Father rejects killer's rough sex defence

By Myles Bonnar
BBC Disclosure

  • Published
chloe miazek
Image caption,
Chloe Miazek was killed after a night out in Aberdeen

The father of a 20-year-old who was killed by a man she met after a night out says his daughter was unfairly shamed by her killer's defence.

Chloe Miazek died at a flat in Aberdeen in November 2017 after she was strangled by Mark Bruce.

Speaking out for the first time, her father Bob rejects the claim that his daughter and Bruce had a "shared interest" in asphyxiation during sex.

He says it was later admitted by Bruce that the pair never even discussed it.

In fact, the court was told that Bruce had accepted, when sentencing reports were being prepared after his conviction, he did not have the consent of his victim to use strangulation during sex.

The death of Chloe Miazek was recently echoed in the case of British backpacker Grace Millane who was strangled by a man she met on a Tinder date in New Zealand.

Both Ms Millane and Ms Miazek were unable to defend themselves from claims that their deaths were "kinky sex games" gone wrong.

Ms Miazek's father says his daughter was just an ordinary young girl on a night out who was killed by a man she had just met.

Image caption,
Mark Bruce pleaded guilty to culpable homicide

Her killer was originally charged with murder but Bruce pleaded guilty to a lesser charge of culpable homicide and was sentenced to six years.

When he was convicted at the High Court in Aberdeen in March 2018, there was an "agreed narrative" between the Crown prosecutors and the defence over what happened that night.

The court was told how Ms Miazek was ejected from a nightclub and met Bruce, who had also been drinking, at a bus stop in the early hours.

They went back to Bruce's flat and the CCTV footage of Ms Miazek entering the building is the last time she was seen alive.

Through his tears, Ms Miazek's father told BBC Disclosure how the family felt sidelined by the legal process and how his daughter's reputation was trashed without her being able to defend herself.

Mr Miazek thinks personal remarks about his daughter's private life were used to reduce the culpability of Bruce.

Image caption,
Bob Miazek says his daughter Chloe was just an ordinary Scottish girl

The killer's defence lawyer told the judge that Ms Miazek had "somewhat lost her way" and was "experimenting...with drink, drugs and sexual practices", a claim her father rejects.

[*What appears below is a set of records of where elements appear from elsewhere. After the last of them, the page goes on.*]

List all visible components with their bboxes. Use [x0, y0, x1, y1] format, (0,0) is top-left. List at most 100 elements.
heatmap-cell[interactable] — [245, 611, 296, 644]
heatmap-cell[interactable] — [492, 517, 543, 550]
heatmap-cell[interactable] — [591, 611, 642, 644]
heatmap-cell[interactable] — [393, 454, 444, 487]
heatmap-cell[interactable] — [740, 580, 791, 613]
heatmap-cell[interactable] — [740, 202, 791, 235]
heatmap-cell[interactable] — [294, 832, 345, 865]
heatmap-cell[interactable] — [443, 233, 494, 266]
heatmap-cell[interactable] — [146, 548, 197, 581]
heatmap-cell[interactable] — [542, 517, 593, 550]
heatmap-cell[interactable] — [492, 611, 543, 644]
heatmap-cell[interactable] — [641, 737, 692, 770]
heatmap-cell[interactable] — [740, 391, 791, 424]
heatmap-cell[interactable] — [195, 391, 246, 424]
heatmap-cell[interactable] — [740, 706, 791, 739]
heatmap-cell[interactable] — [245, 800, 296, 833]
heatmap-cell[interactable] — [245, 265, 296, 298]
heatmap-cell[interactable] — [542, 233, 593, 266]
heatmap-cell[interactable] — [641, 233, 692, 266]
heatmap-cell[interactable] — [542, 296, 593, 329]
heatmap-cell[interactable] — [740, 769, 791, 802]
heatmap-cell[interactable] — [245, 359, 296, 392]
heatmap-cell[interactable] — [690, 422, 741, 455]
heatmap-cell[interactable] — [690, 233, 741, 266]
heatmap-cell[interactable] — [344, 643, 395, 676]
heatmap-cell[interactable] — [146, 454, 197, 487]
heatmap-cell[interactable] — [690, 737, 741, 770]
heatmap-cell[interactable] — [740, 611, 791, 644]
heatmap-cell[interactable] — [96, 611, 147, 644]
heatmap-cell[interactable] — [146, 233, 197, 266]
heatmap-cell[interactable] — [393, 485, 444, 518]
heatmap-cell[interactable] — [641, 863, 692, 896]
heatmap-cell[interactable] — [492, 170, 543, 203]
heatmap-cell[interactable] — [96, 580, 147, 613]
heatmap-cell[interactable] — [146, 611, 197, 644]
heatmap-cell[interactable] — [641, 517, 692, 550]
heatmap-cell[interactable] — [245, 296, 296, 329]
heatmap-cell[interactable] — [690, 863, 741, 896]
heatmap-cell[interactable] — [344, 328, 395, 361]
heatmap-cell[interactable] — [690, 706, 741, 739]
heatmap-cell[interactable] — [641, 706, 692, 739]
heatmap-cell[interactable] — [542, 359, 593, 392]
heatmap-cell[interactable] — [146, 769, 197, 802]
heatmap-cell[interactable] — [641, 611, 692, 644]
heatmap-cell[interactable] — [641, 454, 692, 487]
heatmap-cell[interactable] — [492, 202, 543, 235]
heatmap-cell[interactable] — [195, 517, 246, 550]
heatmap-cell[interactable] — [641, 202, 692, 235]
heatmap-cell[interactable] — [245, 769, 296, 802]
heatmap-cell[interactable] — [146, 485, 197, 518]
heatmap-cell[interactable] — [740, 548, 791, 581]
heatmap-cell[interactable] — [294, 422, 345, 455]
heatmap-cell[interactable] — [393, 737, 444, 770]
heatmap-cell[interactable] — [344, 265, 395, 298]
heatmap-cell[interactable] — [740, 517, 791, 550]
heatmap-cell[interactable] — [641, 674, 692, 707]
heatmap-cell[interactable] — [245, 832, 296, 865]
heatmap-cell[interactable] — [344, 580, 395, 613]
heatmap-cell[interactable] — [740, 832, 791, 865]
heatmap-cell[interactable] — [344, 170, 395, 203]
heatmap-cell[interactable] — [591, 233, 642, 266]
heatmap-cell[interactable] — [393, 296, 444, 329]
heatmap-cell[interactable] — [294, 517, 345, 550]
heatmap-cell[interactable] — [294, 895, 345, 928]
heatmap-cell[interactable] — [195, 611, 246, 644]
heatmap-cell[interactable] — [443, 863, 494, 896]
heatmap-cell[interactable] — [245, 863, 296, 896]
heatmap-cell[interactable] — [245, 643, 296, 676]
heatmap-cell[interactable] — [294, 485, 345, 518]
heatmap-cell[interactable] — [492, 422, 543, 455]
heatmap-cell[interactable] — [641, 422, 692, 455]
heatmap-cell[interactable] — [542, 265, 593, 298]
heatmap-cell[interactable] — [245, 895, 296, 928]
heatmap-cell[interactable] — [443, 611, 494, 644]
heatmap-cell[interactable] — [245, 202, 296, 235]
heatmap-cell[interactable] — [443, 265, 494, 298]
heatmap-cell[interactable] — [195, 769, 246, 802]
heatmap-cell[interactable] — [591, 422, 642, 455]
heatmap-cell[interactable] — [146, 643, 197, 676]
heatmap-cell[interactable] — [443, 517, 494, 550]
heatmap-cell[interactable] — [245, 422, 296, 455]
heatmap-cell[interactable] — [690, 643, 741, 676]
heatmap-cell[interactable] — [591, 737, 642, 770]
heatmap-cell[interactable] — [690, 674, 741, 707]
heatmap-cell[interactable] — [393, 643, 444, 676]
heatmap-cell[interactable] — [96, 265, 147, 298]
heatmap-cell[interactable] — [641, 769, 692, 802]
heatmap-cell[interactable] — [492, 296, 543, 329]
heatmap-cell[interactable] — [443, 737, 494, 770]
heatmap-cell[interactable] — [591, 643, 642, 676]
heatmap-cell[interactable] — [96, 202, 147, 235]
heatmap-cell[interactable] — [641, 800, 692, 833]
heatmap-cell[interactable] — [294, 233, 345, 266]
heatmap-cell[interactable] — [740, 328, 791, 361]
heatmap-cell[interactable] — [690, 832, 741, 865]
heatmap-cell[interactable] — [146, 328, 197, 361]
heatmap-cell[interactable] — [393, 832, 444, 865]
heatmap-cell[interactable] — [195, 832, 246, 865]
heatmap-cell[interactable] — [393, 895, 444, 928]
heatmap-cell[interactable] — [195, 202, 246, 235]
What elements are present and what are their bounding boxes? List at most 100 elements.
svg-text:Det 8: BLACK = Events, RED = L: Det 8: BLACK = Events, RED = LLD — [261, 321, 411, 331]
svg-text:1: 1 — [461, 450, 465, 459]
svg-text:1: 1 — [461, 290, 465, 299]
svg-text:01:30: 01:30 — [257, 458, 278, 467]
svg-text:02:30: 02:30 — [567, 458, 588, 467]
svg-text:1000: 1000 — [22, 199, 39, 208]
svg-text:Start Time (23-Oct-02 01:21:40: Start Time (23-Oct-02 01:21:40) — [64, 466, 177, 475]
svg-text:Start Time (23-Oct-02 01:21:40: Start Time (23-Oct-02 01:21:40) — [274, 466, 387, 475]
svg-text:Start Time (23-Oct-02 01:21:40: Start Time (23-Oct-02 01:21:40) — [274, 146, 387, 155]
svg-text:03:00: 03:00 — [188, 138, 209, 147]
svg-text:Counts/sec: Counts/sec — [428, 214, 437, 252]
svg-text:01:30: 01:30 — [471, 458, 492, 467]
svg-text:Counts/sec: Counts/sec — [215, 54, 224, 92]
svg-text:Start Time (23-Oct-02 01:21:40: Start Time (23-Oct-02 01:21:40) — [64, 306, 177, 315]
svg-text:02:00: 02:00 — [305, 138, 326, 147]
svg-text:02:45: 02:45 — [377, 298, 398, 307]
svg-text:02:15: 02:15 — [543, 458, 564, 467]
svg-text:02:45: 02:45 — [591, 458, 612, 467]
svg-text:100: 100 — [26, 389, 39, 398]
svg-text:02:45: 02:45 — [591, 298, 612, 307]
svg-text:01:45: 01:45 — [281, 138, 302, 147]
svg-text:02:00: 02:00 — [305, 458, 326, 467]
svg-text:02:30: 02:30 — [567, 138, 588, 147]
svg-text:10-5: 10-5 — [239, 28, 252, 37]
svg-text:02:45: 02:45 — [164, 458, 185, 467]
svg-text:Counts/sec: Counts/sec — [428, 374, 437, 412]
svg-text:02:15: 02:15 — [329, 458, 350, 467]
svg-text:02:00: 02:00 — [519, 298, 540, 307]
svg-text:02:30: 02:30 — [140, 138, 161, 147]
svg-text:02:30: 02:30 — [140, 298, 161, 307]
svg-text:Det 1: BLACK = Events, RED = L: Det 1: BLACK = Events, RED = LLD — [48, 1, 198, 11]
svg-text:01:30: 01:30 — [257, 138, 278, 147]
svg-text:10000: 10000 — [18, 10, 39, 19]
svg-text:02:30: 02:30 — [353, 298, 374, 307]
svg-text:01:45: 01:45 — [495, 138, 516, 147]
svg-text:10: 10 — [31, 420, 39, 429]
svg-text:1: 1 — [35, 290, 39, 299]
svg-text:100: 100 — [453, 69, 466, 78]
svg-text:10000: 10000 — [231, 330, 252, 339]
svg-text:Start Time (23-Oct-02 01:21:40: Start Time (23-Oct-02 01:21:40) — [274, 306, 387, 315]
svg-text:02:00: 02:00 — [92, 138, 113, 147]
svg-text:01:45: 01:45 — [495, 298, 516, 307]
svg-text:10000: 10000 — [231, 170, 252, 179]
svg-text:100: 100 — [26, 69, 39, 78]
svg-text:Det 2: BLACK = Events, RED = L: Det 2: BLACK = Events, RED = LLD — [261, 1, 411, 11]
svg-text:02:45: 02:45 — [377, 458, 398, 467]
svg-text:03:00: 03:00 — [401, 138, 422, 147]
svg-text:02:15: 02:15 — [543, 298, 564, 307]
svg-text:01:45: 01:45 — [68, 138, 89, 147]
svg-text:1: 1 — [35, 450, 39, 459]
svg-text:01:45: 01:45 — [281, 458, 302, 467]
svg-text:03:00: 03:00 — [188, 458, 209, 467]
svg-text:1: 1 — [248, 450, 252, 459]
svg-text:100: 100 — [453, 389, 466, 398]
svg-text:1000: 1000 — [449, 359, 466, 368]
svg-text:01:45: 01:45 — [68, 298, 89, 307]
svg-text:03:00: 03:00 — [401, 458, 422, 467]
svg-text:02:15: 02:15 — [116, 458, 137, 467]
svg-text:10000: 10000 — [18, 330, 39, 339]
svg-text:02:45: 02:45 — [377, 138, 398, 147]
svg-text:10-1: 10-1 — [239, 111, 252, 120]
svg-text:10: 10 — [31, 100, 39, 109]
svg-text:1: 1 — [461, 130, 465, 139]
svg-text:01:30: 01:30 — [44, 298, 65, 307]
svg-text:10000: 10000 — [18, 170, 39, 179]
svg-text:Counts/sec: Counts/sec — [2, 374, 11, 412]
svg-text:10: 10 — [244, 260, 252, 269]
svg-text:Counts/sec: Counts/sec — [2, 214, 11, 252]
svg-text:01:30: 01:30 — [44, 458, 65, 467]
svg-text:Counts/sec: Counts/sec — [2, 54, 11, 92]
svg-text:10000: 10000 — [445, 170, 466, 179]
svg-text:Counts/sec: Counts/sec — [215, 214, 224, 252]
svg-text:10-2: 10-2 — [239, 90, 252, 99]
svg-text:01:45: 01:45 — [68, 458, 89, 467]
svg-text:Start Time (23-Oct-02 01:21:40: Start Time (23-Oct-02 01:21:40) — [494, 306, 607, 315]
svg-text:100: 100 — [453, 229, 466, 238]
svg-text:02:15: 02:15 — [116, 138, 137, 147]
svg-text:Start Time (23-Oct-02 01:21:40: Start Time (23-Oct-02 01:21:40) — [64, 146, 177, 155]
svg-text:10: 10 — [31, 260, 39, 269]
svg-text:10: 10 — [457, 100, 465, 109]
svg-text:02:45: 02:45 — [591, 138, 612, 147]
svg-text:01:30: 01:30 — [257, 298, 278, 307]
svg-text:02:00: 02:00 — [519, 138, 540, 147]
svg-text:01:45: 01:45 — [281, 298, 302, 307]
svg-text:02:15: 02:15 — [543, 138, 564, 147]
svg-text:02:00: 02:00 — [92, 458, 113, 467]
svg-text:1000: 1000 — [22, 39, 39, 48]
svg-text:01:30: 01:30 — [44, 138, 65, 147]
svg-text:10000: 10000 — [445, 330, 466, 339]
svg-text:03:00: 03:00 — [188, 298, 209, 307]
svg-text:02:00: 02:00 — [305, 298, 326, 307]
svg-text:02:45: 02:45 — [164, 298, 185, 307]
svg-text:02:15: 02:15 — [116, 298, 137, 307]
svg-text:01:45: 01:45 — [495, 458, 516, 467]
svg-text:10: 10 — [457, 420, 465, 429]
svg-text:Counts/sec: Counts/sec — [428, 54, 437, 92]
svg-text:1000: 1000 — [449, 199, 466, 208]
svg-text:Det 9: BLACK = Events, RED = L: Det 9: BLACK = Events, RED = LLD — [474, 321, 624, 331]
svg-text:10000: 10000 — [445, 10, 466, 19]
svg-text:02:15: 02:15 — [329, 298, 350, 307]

The defence lawyer also referenced a statement taken from a previous partner of Ms Miazek that outlined "erotic sexual asphyxiation was something she was interested in", although the couple never practised it.

The lawyer told the judge that Bruce could not recall the specifics of what happened on the night Ms Miazek died but he said that it seemed they had "a shared interest in that particular practice".

The statements in court still haunt Bob Miazek and his wife Theresa.

"They used quite a long time to implicate Chloe," Bob says. "And that was when all the headlines hit the tabloids. We had to sit through that and listen to that about our little girl."

The Daily Record ran with "strangled to death in kinky sex romp" while The Scottish Sun and Daily Mail both referenced a fatal "sex game".

Mr Miazek rejects the suggestion that his daughter consented to the fatal violence inflicted by Mark Bruce.

He questions how someone who has strangled a person to death is allowed to say the victim consented without any proof.

The BBC can reveal that the sentencing in April 2018 calls the defence's original claims into question.

After reading out sections of Mark Bruce's "Criminal Justice Social Work Report", his defence lawyer stated that Bruce had told the authors of the report "there was no conversation between himself and Ms Miazek about violence during sex, there was no discussion and that at no point would she have expected such".

The lawyer added: "In particular, Mr Bruce has stated in this report, or it is recorded in this report, that he accepts that he did not have the consent of the victim to use strangulation during sex."

Mr Miazek recalls hearing this statement in court. "We stood up and we're like…'this means murder'," he says.

The same report that stated Chloe did not give consent also referenced that Bruce had previously choked a partner during sex.

Image caption,
Chloe Miazek had only just met Mark Bruce

Although Bruce swiftly took responsibility for Chloe's death, Mr Miazek questions why more was not made of his failure to call for help.

Three hours after Ms Miazek was last seen alive, Bruce left the flat but it took more than an hour before he handed himself into a local police station, confessing that he had killed her.

"Our opinion was he didn't report it anywhere near [early] enough. He should have reported it when it happened," Mr Miazek says.

"He should've done something, not just leave her," he added.

Mr Miazek says what happened has had a ripple effect through the whole family.

He says that Chloe's death and the aftermath of it is still affecting "brothers, sisters, uncles, aunts, nieces, nephews" and that he doesn't know how long is it going to take for the pain to subside.

"The law should actually help people that are the victims," he says.